Wayne Thiebaud on how to shape-up December 18, 2009 3:18 pm 
Painting

Wayne Thiebaud, Sacramento studio, 1990

I’m reading the Wayne Thiebaud video transcript (from the “70 Years of Painting” show), searching for juicy bits to share with you. They are not hard to find. Here’s what he has to say about advice he received from Robert Mallary that helped him “shape-up” as a painter.

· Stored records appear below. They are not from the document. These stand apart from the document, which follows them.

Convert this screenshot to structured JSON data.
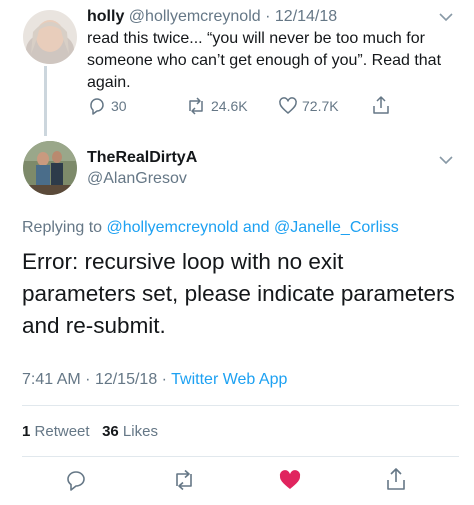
{
  "tweet1": {
    "display_name": "holly",
    "handle": "@hollyemcreynold",
    "separator": "·",
    "date": "12/14/18",
    "text": "read this twice... “you will never be too much for someone who can’t get enough of you”. Read that again.",
    "replies": "30",
    "retweets": "24.6K",
    "likes": "72.7K"
  },
  "tweet2": {
    "display_name": "TheRealDirtyA",
    "handle": "@AlanGresov",
    "replying_prefix": "Replying to",
    "replying_user1": "@hollyemcreynold",
    "replying_and": "and",
    "replying_user2": "@Janelle_Corliss",
    "text": "Error: recursive loop with no exit parameters set, please indicate parameters and re-submit.",
    "time": "7:41 AM",
    "meta_sep1": "·",
    "date": "12/15/18",
    "meta_sep2": "·",
    "source": "Twitter Web App",
    "retweet_count": "1",
    "retweet_label": "Retweet",
    "like_count": "36",
    "like_label": "Likes"
  },
  "colors": {
    "link": "#1da1f2",
    "secondary": "#657786",
    "like_active": "#e0245e",
    "divider": "#e1e8ed"
  }
}
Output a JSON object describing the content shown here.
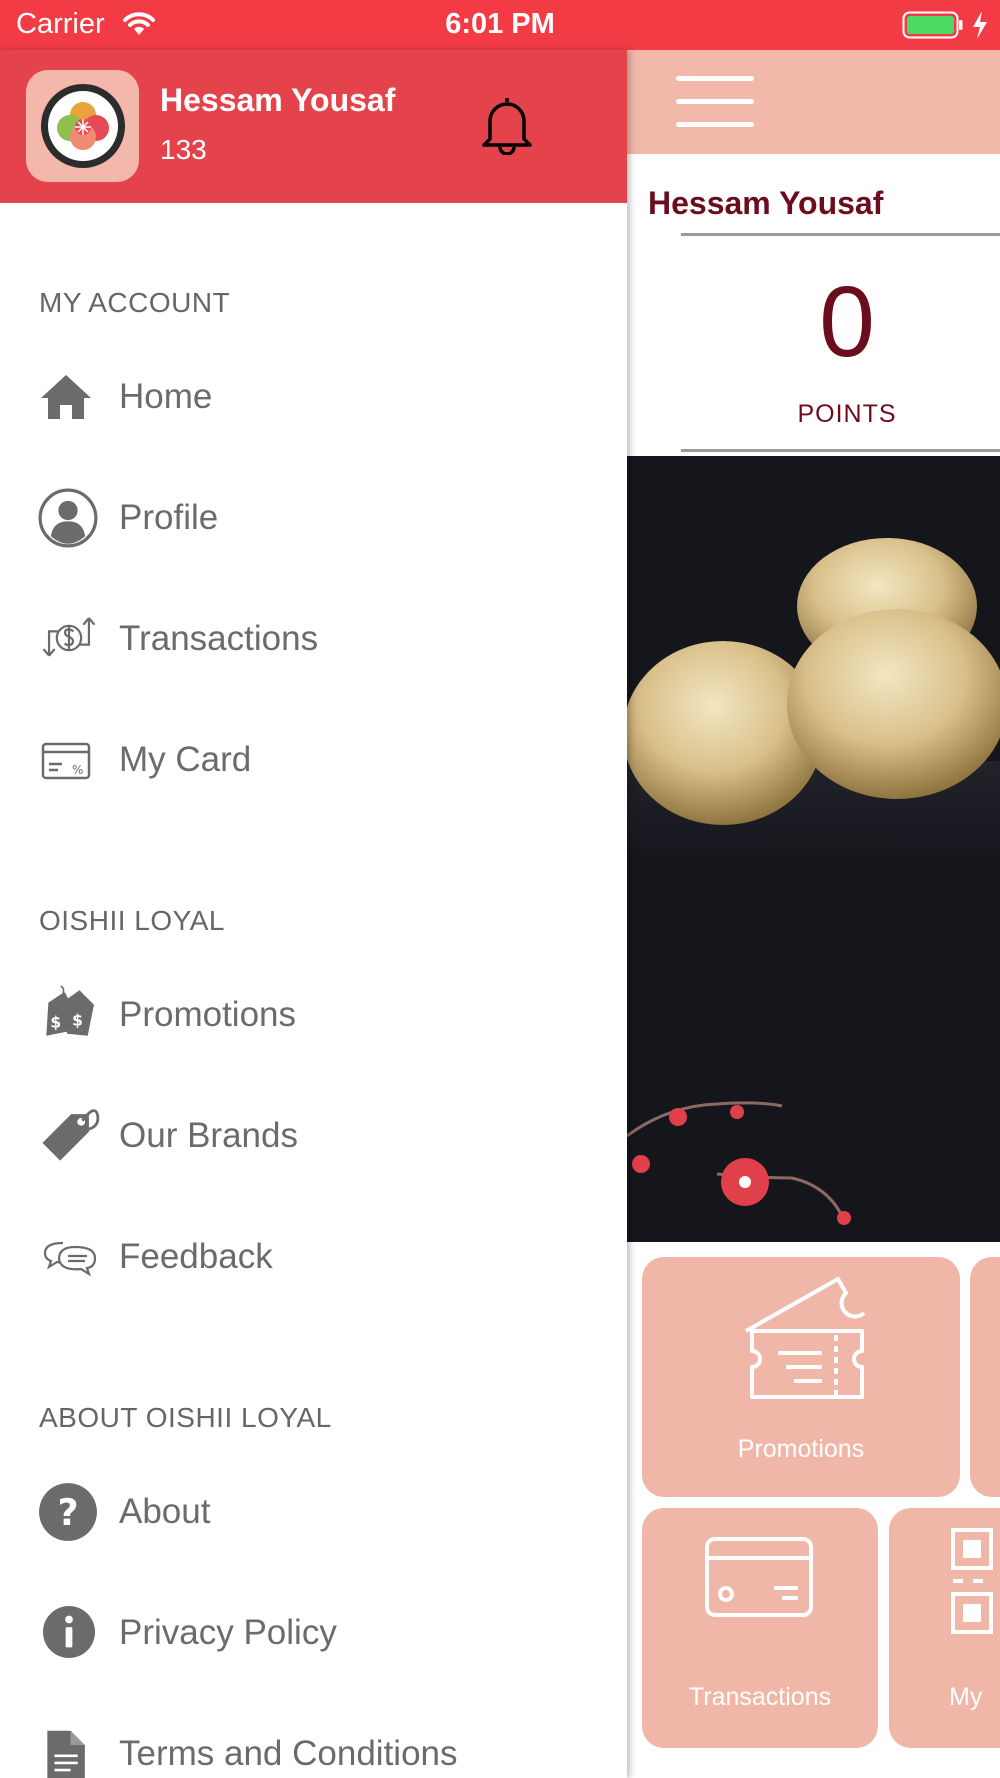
{
  "status_bar": {
    "carrier": "Carrier",
    "time": "6:01 PM",
    "icons": [
      "wifi-icon",
      "battery-icon",
      "charging-icon"
    ]
  },
  "drawer": {
    "user_name": "Hessam Yousaf",
    "user_points": "133",
    "sections": [
      {
        "title": "MY ACCOUNT",
        "items": [
          {
            "label": "Home",
            "icon": "home-icon"
          },
          {
            "label": "Profile",
            "icon": "profile-icon"
          },
          {
            "label": "Transactions",
            "icon": "transactions-icon"
          },
          {
            "label": "My Card",
            "icon": "card-icon"
          }
        ]
      },
      {
        "title": "OISHII LOYAL",
        "items": [
          {
            "label": "Promotions",
            "icon": "price-tags-icon"
          },
          {
            "label": "Our Brands",
            "icon": "tag-icon"
          },
          {
            "label": "Feedback",
            "icon": "chat-bubbles-icon"
          }
        ]
      },
      {
        "title": "ABOUT OISHII LOYAL",
        "items": [
          {
            "label": "About",
            "icon": "question-icon"
          },
          {
            "label": "Privacy Policy",
            "icon": "info-icon"
          },
          {
            "label": "Terms and Conditions",
            "icon": "document-icon"
          }
        ]
      }
    ]
  },
  "main": {
    "user_name": "Hessam Yousaf",
    "points_value": "0",
    "points_label": "POINTS",
    "tiles": [
      {
        "label": "Promotions",
        "icon": "ticket-icon"
      },
      {
        "label": "Transactions",
        "icon": "credit-card-icon"
      },
      {
        "label": "My",
        "icon": "qr-code-icon"
      }
    ]
  },
  "colors": {
    "status_bar": "#f23b45",
    "drawer_header": "#e5434c",
    "accent_light": "#f2b8aa",
    "brand_dark_red": "#6b0d1c",
    "menu_text": "#6b6b6b"
  }
}
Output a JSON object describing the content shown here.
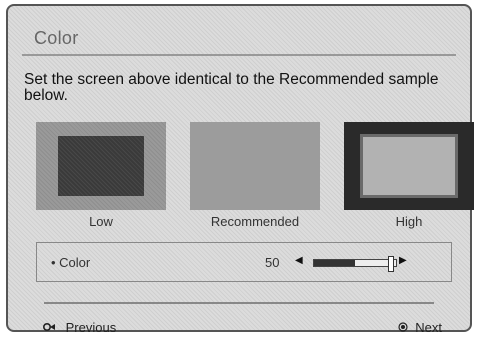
{
  "screen": {
    "title": "Color",
    "instruction": "Set the screen above identical to the Recommended sample below."
  },
  "samples": [
    {
      "label": "Low"
    },
    {
      "label": "Recommended"
    },
    {
      "label": "High"
    }
  ],
  "control": {
    "label": "• Color",
    "value": "50",
    "slider_level": 0.5
  },
  "nav": {
    "previous_label": "Previous",
    "previous_icon": "back-return-icon",
    "next_label": "Next",
    "next_icon": "ok-button-icon"
  }
}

“Work harder; develop a critical sense; understand what you are doing and know how to design problems which would get you to someplace where you thought you wanted to be… He would spend hours on what it was to interrogate a work of art: How to understand in in terms of its formal relationship… Make it darker, how to transfer it from, say, one kind of value structure to a higher structure, what would that do to it? What to do if you were to take all your color out of it and do it in black and white. Those options, which represent for a painter, I think, the tools of use and how to prepare for yourself always to be specific in order to take risks, to not be afraid of failure, make lots of work which is worth only throwing out. That was a very big and helpful exercise…

The “nerve of failure” is a very important aspect of painting and while it makes you uncomfortable and vulnerable, if you don’t elevate your desires and ambitions to some kind of level of reality in terms of the long tradition that you are a part of, however small, then you have the risk of ignobling that great tradition which we use and which we respect and which we are hopefully a part of.